One night this month while his guests looked on perplexedly, Harriet's House guest house owner and retired Port Clinton Schools superintendent Dennis Rectenwald found himself in handcuffs -- over a traffic violation.
Rectenwald reported pulling into his driveway after the Put-in-Bay police followed him after he ran a stop sign. When he walked toward the officers to prove he was not intoxicated, he said he was asked to put up his hands and was handcuffed. An officer, explaining himself, said Rectenwald, 68, had "charged him."
The incident and others like it have drawn the ire of residents and business owners over alleged inappropriate behavior by the island's largely inexperienced police force, about a quarter of whom are in their first year of service.
Their behavior has left the island in a "state of chaos," Put-in-Bay Resort owner Mark Mathys said.
More than 20,000 visitors are expected to flood the island during this weekend's "Christmas in July," the island's largest event of the year. Countering excitement about the three-day bacchanal, however, is a sense of worry by business owners who have reported tense interactions with the island's police force.
In preparation for large events like Christmas in July, it is common practice for island businesses to hire outside security, said Ed Fitzgerald, owner of Mr. Ed's Bar and Grille.
Although Fitzgerald praised the department for its responsiveness, he said he planned to address other complaints Thursday at a public safety forum.
Put-in-Bay Resort's negative experience with the department has provided even more reason to look elsewhere for help, said Amber Sommers, the resort's sales director.
"We hesitate to call (the Put-in-Bay police)," she said. "We can't depend on them to do their jobs appropriately."
Tensions are running particularly high at the resort, where three employees were arrested in September.
"Everybody is on edge," Sommers said. "You don't know if you'll be the one to get arrested next."
The Put-in-Bay Resort workers were charged with obstruction of justice. Employees say they were arrested when they refused to speak with police officers out of sight of the resort's security cameras. Put-in-Bay police refused to comment.

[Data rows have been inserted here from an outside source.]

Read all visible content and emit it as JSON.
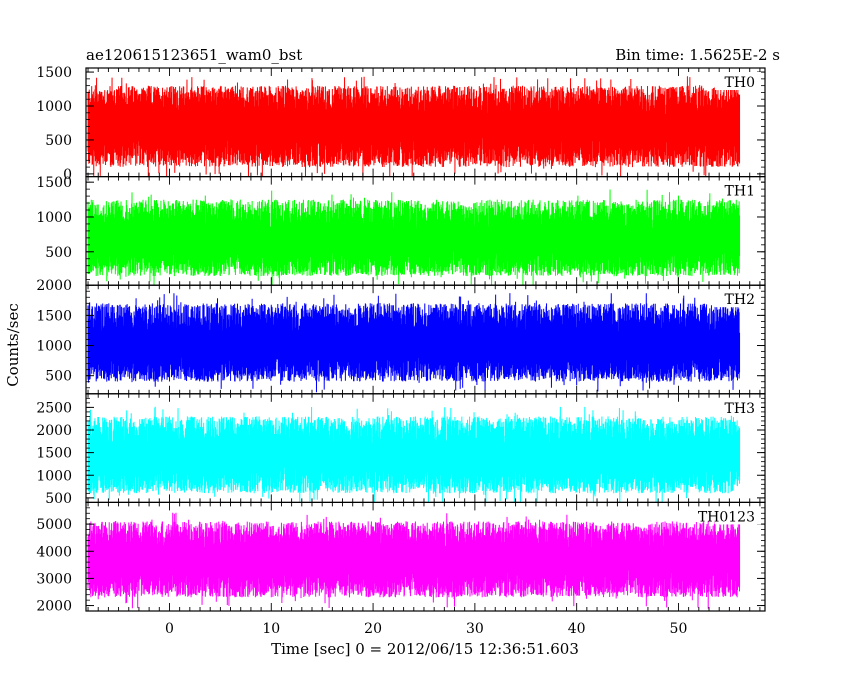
{
  "header": {
    "left_title": "ae120615123651_wam0_bst",
    "right_title": "Bin time: 1.5625E-2 s"
  },
  "axes": {
    "xlabel": "Time [sec] 0 = 2012/06/15 12:36:51.603",
    "ylabel": "Counts/sec"
  },
  "chart_data": {
    "type": "line",
    "title": "ae120615123651_wam0_bst",
    "subtitle": "Bin time: 1.5625E-2 s",
    "xlabel": "Time [sec] 0 = 2012/06/15 12:36:51.603",
    "ylabel": "Counts/sec",
    "xlim": [
      -8.2,
      58.5
    ],
    "x_data_range": [
      -8,
      56
    ],
    "xticks": [
      0,
      10,
      20,
      30,
      40,
      50
    ],
    "grid": false,
    "legend": "none",
    "panels": [
      {
        "name": "TH0",
        "color": "#ff0000",
        "ylim": [
          -40,
          1560
        ],
        "yticks": [
          0,
          500,
          1000,
          1500
        ],
        "typical_range": [
          100,
          1300
        ],
        "mean": 700
      },
      {
        "name": "TH1",
        "color": "#00ff00",
        "ylim": [
          20,
          1580
        ],
        "yticks": [
          500,
          1000,
          1500
        ],
        "typical_range": [
          150,
          1250
        ],
        "mean": 650
      },
      {
        "name": "TH2",
        "color": "#0000ff",
        "ylim": [
          200,
          2000
        ],
        "yticks": [
          500,
          1000,
          1500,
          2000
        ],
        "typical_range": [
          400,
          1700
        ],
        "mean": 1000
      },
      {
        "name": "TH3",
        "color": "#00ffff",
        "ylim": [
          400,
          2800
        ],
        "yticks": [
          500,
          1000,
          1500,
          2000,
          2500
        ],
        "typical_range": [
          600,
          2300
        ],
        "mean": 1400
      },
      {
        "name": "TH0123",
        "color": "#ff00ff",
        "ylim": [
          1800,
          5800
        ],
        "yticks": [
          2000,
          3000,
          4000,
          5000
        ],
        "typical_range": [
          2300,
          5100
        ],
        "mean": 3700
      }
    ]
  }
}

"This police department is not as sophisticated as Cleveland's, Detroit's, or Toledo's," Mayor Margaret Scarpelli said. "It's just not."
Put-in-Bay councilman Jeff Koehler said the island has a difficult time recruiting experienced police officers, in part because the seasonal job's average length, about five to seven months, tends to deter potential applicants looking for a permanent position, he said. Also, the average officer salary is little more than the minimum wage of about $8 an hour.
Police chief Ric Lampela said the Put-in-Bay police department is historically composed of officers in their first year of service, fresh out of training academies.
"It's not the first time I've heard this summer about people being handcuffed over traffic stops," Koehler said. "There are some questionable things, and people deserve a response."
"You get more experience here in a couple of weeks than in years from other departments," said Chief Lampela, who added that the island provides a unique training ground for his officers, many of whom are able to secure full-time jobs elsewhere following their term on the island.
In response to the allegations of wrongdoing in Rectenwald's case, he said, "I don't think it was excessive for them to place someone that they did not know under arrest," he said. "Putting someone in handcuffs temporarily -- I don't find that incredibly unusual."
However, Rectenwald disputes that claim.
"I'm lucky that I can walk at my age, let alone run," the 68-year-old said, in response to the claim that he charged an officer. "I don't care about the ticket, I care about being handcuffed and embarrassed. (This) is totally inexcusable."
Put-in-Bay officers arrive at the start of May, take a week of training, then shadow experienced officers before beginning their official duties.